Дзержинский взял свое одеяло, лег на койку, укрылся до подбородка.
— Вас как зовут?
— Казимеж.
— В чем обвиняют?
— Шьют нападение на склад с оружием.
— Улики есть?
— Нет. Выбивали.
— Если найдут хоть одного свидетеля — плохо будет. Держитесь, Казимеж, тут люди ловкие. Сидите первый раз?
— Да.
— Ловкие люди, — повторил Дзержинский. — Ухо с ними держите востро.
— Теперь можно как угодно держать: наганы у нас, значит, и власть у нас будет.
— При чем здесь наган и власть? — поморщился Дзержинский. — Власть не наганом завоевывается.
— Словом? — спросил Казимеж, вложив в это смысл усмешливый — улыбаться опасался, губа вспухла еще сильнее, покрылась коричневой, припеченной корочкой.
— Наганом власть следует защищать, наганом и винтовкой, но считать, что лишь оружие даст власть, — наивно. К революции общество идет сложной дорогой, а в подоплеке — разность экономических интересов, как ни крути. Ну, есть у вас наганы, ну а дальше? Власть, если потребуется, выдвинет на улицу орудия. Тогда что? Если солдат не дернет за шнур, если он понимает, что стреляет в братьев, — тогда победа, а коли — нет? Если он знает, что есть заговорщики, которые бомбы кидают? Тогда как? Зачем вам тогда наганы? В казаки-разбойники играть?
— Вы меня что, распропагандировать хотите? Обратить в лоно социал-демократии?
— Сами придете в наше лоно, — убежденно ответил Дзержинский. — Сами, Казимеж.
Он ошибался: той же ночью Казимежа повесили во дворе тюрьмы; двое его подельцев не выдержали пыток, назвали имена, явки, пароли.
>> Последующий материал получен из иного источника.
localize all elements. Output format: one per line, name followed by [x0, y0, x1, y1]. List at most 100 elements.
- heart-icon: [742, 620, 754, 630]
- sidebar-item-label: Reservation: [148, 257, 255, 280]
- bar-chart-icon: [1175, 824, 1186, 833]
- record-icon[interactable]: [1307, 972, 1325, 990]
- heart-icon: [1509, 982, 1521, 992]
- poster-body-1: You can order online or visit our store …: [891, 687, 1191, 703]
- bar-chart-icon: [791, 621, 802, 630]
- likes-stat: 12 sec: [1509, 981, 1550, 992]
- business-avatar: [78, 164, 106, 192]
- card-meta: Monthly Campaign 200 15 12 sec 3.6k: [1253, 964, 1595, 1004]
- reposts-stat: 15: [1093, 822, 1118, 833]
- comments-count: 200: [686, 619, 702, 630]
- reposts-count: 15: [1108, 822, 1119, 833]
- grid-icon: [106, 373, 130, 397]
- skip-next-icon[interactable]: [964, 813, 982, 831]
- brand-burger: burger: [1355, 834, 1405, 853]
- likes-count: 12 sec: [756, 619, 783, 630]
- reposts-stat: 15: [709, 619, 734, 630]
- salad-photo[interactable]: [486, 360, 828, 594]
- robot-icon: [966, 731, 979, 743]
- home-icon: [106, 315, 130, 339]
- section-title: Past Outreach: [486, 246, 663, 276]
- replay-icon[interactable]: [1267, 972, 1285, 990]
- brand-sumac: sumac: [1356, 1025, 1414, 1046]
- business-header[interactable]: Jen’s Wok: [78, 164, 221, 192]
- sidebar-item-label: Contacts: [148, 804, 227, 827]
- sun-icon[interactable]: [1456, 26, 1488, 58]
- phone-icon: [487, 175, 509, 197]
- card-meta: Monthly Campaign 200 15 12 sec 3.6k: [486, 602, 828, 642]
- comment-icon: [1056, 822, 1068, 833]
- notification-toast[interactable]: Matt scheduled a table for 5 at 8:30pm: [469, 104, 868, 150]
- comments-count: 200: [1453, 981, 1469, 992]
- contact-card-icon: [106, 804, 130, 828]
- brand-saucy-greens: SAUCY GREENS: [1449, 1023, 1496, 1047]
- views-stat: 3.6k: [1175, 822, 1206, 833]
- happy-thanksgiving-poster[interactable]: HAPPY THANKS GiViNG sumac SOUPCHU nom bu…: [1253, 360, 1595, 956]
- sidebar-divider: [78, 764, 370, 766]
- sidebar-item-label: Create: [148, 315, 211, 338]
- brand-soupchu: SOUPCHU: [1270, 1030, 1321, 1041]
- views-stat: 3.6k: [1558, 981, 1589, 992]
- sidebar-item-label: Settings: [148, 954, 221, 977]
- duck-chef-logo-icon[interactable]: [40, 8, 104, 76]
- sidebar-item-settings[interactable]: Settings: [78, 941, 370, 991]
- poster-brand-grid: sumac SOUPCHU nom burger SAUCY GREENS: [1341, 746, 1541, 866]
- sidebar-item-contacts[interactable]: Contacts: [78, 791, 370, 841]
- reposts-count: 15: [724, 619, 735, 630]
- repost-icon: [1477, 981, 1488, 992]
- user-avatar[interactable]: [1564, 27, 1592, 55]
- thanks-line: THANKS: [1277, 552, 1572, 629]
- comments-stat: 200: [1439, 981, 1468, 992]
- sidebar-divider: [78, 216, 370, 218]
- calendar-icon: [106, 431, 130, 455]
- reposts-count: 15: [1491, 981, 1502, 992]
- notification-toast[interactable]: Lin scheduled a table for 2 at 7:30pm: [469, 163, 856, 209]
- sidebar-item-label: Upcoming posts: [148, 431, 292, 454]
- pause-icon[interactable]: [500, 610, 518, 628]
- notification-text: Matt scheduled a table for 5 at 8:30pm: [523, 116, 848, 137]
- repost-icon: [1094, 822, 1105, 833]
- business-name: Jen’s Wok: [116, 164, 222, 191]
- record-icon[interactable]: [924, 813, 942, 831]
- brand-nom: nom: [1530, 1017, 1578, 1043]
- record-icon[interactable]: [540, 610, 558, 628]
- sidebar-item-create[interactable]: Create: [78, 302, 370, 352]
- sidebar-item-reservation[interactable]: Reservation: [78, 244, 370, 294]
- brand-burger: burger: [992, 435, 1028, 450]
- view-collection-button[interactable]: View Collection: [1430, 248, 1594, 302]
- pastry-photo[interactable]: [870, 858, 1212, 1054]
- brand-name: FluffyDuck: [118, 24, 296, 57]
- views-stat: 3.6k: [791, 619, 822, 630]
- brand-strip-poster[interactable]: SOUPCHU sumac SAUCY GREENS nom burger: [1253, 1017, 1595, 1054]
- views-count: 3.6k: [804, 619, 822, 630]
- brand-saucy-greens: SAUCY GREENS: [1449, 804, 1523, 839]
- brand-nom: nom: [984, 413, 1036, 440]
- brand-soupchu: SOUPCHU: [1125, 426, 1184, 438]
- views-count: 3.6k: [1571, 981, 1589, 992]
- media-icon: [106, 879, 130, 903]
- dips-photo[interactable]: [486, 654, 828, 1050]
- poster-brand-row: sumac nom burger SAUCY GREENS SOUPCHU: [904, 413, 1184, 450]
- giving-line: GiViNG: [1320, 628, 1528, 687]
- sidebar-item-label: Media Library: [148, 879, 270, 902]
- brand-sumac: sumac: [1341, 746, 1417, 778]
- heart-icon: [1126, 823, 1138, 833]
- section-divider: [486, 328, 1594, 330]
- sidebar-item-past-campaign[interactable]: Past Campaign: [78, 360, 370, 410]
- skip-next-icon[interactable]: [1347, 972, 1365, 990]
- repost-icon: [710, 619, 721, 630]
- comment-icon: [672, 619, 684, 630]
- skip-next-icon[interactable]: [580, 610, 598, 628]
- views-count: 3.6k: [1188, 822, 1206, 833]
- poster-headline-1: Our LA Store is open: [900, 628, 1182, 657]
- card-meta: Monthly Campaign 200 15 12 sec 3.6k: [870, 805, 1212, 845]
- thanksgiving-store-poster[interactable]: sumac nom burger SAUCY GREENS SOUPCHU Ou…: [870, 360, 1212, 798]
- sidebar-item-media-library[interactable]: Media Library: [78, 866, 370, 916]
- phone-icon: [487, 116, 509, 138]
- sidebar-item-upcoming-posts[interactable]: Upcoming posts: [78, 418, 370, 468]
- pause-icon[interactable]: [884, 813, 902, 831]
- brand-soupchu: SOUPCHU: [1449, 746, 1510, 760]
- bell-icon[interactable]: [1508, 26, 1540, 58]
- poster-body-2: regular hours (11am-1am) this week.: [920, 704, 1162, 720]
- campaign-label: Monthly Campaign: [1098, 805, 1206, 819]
Умер Казимеж гордо, пел «Червоный Штандар».
Дзержинский, слушая голос его, кусал пальцы, чтобы не так обжигающа была боль: Казимежу накануне исполнилось двадцать лет, почти столько, сколько было самому Дзержинскому, когда он первый раз попал в каземат. «А. Э. Булгак. Милая Альдона! Когда мне становится грустно, я обращаюсь к тебе; твои слова, такие простые, искренние и сердечные, успокаивают мою грусть. Моя жизнь была бы слишком тяжелой, если бы не было столько сердец, меня любящих. А твое сердце тем более мне дорого, что оно меня сближает с детством, к которому обращается моя усталая мысль, и мое сердце ищет сердце, в котором нашелся бы отзвук и которое воскресило бы прошлое. … Аскетизм, который выпал на мою долю, так мне чужд! Я хотел бы быть отцом, и в душу маленького существа влить все хорошее, что есть на свете, видеть, как под лучами моей любви к нему развился бы пышный цветок человеческой души. Иногда мечты мучают меня своими картинами, такими заманчивыми, живыми и ясными. Но, о чудо! Пути души человеческой толкнули меня на другую дорогу, по которой я и иду. Кто любит жизнь так сильно, как я, тот отдает ей свою жизнь… Твой Феликс».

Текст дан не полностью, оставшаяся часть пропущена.